November 13, 2007
This week I saw a presentation given by a member of the Yahoo!/Berkeley research team.
At the talk, Dr. Naaman demoed this unassuming tool that his group has been working on:
I am really glad I went to the talk, since the demo helped me understand how sophisticated this tool really is. I had a definite ah-ha moment learning about all the new flavors of semantic information soon to be mined from the massive amounts of memories we are collectively recording.
During the talk I was reminded of this recent essay on Evolution and the Wisdom of the Crowds which explains how counter-intuitive these emergent properties are to our everyday experience. But, this seemingly teleological construction of semantic knowledge naturally emerges from a rich enough system, as the flickr research demonstrates.

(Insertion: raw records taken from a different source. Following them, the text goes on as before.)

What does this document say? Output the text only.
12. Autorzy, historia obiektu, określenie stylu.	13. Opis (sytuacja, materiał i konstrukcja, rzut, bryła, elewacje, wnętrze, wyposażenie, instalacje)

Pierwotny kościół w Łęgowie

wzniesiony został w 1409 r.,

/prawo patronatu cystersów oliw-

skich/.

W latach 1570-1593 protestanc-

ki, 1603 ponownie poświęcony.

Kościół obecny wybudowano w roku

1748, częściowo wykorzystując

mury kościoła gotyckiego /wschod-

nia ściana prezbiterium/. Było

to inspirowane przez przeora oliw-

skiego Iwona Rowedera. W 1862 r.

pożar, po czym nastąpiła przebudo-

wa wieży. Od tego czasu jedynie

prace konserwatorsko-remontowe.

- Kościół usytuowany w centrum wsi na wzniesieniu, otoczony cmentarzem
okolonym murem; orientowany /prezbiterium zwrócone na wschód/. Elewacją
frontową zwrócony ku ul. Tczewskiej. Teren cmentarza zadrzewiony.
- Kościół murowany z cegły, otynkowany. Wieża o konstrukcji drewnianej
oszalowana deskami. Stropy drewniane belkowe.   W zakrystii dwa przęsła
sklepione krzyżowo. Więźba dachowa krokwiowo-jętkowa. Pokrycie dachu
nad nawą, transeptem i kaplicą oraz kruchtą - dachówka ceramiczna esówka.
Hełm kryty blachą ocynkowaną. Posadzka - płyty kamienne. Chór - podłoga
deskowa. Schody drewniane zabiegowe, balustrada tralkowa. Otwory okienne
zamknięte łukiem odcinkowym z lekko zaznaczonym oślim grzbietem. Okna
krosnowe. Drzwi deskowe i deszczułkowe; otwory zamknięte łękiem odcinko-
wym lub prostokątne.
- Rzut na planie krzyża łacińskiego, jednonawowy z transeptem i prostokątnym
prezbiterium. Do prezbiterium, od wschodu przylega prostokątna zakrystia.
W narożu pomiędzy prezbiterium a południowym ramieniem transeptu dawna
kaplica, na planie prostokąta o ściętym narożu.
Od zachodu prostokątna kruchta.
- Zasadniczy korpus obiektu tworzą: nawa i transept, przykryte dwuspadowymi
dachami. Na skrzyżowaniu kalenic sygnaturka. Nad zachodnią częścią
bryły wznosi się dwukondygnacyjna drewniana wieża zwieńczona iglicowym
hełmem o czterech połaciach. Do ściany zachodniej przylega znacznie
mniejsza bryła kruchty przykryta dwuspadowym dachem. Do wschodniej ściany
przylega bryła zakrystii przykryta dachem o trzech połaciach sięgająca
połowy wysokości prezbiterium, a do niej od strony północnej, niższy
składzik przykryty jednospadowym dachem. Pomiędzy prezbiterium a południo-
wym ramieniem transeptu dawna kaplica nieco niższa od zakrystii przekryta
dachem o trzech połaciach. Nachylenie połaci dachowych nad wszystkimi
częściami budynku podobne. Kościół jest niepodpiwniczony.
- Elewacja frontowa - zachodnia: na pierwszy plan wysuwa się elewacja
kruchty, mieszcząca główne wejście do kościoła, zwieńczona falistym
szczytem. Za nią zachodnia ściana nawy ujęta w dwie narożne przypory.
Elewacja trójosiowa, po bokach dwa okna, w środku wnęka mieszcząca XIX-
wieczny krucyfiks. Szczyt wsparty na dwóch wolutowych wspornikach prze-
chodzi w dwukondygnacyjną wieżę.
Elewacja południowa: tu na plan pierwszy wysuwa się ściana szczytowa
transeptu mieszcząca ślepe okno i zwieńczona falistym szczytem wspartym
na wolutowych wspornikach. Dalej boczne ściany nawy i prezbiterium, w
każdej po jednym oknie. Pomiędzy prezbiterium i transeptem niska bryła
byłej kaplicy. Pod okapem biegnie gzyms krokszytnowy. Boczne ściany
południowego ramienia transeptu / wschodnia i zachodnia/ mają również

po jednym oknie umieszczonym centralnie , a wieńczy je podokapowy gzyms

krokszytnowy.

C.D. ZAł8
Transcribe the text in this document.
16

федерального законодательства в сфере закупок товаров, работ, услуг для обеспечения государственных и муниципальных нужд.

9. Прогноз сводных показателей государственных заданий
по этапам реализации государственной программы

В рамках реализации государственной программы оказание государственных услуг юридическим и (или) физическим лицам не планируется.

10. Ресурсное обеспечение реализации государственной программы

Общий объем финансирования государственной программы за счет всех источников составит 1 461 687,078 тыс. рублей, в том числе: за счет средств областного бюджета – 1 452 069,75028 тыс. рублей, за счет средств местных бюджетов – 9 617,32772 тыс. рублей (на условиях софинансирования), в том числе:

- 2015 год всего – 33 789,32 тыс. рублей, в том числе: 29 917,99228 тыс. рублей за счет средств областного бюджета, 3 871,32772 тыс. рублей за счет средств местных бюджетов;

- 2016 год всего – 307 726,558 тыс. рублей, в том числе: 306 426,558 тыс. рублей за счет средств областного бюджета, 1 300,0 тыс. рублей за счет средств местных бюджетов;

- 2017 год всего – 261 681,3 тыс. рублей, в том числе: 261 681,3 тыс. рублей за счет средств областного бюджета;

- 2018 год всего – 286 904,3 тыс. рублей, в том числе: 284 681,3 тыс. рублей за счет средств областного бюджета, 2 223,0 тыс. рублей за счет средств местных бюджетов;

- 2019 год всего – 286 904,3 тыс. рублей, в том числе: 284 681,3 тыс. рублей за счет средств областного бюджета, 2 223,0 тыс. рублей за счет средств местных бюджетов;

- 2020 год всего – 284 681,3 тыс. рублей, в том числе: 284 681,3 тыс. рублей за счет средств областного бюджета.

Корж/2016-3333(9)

To clarify what you are looking at here, no humans tuned or trained the system to teach it which are the significant landmarks in these regions. The representation is computed using the aggregate processing of many, many tags. These tags are starting to provide enough information to disambiguate different senses of a word (based on the adjacent tags that are also present). Patterns are also discernible from the spatial-temporal information on these photos, and yearly events (e.g. BYOBW) have been detected and recognized by the system. Formerly unanswerable questions, like “What are the boundaries of the Lower East Side?”, now have a fuzzy answer of a sort, in the form of collective voting.
While the UI work here is neat, it pales in comparison to this Jaw-dropping Photosynth demo presented at TED this year (though it does beat the pants of the current UI of pink dots on a map which forces you to paginate over all the matching pictures in batches of 20). The widget is even available as web service which you can feed your own data into.
But, the real work here is going on behind the scenes. It’s being published and presented in CS contexts, just in case anyone thought this “social media” stuff was for just for kids.
There is certainly lots to digest here. It’s one thing for an algorithm to decide on the most representative photographs of the Brooklyn Bridge essentially based on popularity (though its a shame that avat-garde art photos will be automatically marginalized through this technique), but its quite another to imagine other important areas of discourse being regressed to the mean – its an odd sort of leveling effect that is likely another manifestation of Jaron Laniers’ Digital Maoism.
The presenter did note that social media designers do need to anticipate feedback effects, as when they launch a new tool and users adjust to the new conditions and modify their behavior accordingly (or begin to “game” the system to take advantage of it).
We are a long way from 1960’s AI and its conviction that the world is best modeled and represented as a series of explicit propositions.